“It seems safe,” Amy agreed, “but I wouldn’t exactly call it comfortable. It’s too low to stand in, and I hate the thought of sitting down on the dirt that’s collected here. There’s a box out there in the courtyard. Why don’t we bring it in to sit on?”
“Better not,” Peggy answered. “Someone may remember having seen it there, and if it’s missing, it might give them the idea that somebody’s been here. And we don’t want anyone to get ideas like that.”
Amy agreed reluctantly with the sense of Peggy’s argument, and shifted her position. “No wonder Pip was so tired,” she whispered. “A whole twelve hours of crouching like this must be a terrible thing to go through! We’ve only been here for about fifteen minutes, and I’m beginning to get pins and needles already.”
The next hour and a half, spent mostly in silence, and in trying to get used to the cramped position beneath the stairs, passed by with terrible slowness. Every so often, the roar of a truck would be heard in the street, and the girls would grow tense, waiting for it to turn into the alley. But it always went by, leaving an even deeper silence behind it.
“It’s almost time for Randy and Mal to come,” Peggy whispered. “I don’t envy them their night, but I’ll sure be glad to get out of here!”
“So will—quiet! I hear another truck,” Amy said.

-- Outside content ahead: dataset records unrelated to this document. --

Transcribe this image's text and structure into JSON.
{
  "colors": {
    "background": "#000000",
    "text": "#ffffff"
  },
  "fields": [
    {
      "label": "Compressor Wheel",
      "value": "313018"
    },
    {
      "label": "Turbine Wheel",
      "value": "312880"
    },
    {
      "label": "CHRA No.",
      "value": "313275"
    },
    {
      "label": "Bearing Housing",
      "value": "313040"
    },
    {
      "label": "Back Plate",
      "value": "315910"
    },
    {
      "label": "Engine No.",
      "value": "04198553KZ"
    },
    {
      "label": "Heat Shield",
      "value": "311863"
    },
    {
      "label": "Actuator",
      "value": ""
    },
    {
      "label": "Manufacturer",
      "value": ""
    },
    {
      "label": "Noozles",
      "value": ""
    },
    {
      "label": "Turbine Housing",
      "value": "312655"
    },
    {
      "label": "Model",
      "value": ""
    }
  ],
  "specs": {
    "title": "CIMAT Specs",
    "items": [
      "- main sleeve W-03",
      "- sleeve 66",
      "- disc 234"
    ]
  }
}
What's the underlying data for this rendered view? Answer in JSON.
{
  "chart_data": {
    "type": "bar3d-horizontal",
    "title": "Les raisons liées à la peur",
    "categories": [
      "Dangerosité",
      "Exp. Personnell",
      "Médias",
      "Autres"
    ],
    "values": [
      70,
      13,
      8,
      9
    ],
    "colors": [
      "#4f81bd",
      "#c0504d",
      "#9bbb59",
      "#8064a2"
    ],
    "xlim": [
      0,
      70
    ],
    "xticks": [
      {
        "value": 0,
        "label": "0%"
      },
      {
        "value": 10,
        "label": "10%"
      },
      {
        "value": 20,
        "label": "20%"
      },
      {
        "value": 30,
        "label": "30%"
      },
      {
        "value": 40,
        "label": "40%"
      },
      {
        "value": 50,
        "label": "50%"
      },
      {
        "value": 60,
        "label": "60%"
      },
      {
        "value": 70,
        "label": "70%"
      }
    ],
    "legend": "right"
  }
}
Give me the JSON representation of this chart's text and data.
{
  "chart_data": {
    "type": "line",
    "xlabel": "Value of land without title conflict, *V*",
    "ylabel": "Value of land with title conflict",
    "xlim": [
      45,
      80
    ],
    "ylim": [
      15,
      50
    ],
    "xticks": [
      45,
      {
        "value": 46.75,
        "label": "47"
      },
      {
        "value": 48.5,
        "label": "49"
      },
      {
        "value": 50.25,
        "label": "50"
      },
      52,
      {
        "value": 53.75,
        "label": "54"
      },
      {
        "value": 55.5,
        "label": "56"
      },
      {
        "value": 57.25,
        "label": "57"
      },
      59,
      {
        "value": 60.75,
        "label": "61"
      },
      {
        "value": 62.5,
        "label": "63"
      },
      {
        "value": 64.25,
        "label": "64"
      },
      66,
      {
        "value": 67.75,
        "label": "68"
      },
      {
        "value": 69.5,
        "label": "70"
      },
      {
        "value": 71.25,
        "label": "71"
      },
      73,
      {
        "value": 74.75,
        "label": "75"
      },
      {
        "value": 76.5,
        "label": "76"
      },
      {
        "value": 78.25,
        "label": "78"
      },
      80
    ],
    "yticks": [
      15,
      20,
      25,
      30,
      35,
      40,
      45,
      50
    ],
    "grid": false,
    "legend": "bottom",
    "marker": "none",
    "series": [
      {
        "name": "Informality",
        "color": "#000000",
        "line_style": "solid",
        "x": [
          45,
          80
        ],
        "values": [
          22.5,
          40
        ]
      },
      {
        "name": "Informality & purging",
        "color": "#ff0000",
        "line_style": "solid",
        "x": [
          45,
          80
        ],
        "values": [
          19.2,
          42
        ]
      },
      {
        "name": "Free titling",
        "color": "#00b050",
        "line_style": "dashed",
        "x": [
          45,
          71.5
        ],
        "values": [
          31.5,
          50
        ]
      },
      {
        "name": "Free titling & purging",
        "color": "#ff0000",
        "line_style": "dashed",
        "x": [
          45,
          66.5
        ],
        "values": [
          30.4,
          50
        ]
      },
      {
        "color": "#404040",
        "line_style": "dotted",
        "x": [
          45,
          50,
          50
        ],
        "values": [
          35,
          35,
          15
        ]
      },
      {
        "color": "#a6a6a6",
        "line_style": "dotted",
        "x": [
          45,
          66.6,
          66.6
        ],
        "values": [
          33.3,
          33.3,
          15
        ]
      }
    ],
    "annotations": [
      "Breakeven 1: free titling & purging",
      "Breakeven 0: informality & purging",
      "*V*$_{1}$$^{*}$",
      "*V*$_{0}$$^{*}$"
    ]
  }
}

Quietly shifting into new positions of comparative comfort, the girls held their breath and waited to hear the sound of the truck passing the alley. But this one didn’t pass.
A bright beam of headlights swept down the alley and lighted up the court as the truck turned in off the street.
“Those headlights!” Peggy whispered. “When they turn the corner into the court, they’re bound to light up this whole stairway!”
“Just hope the driver doesn’t look this way!” Amy whispered in return.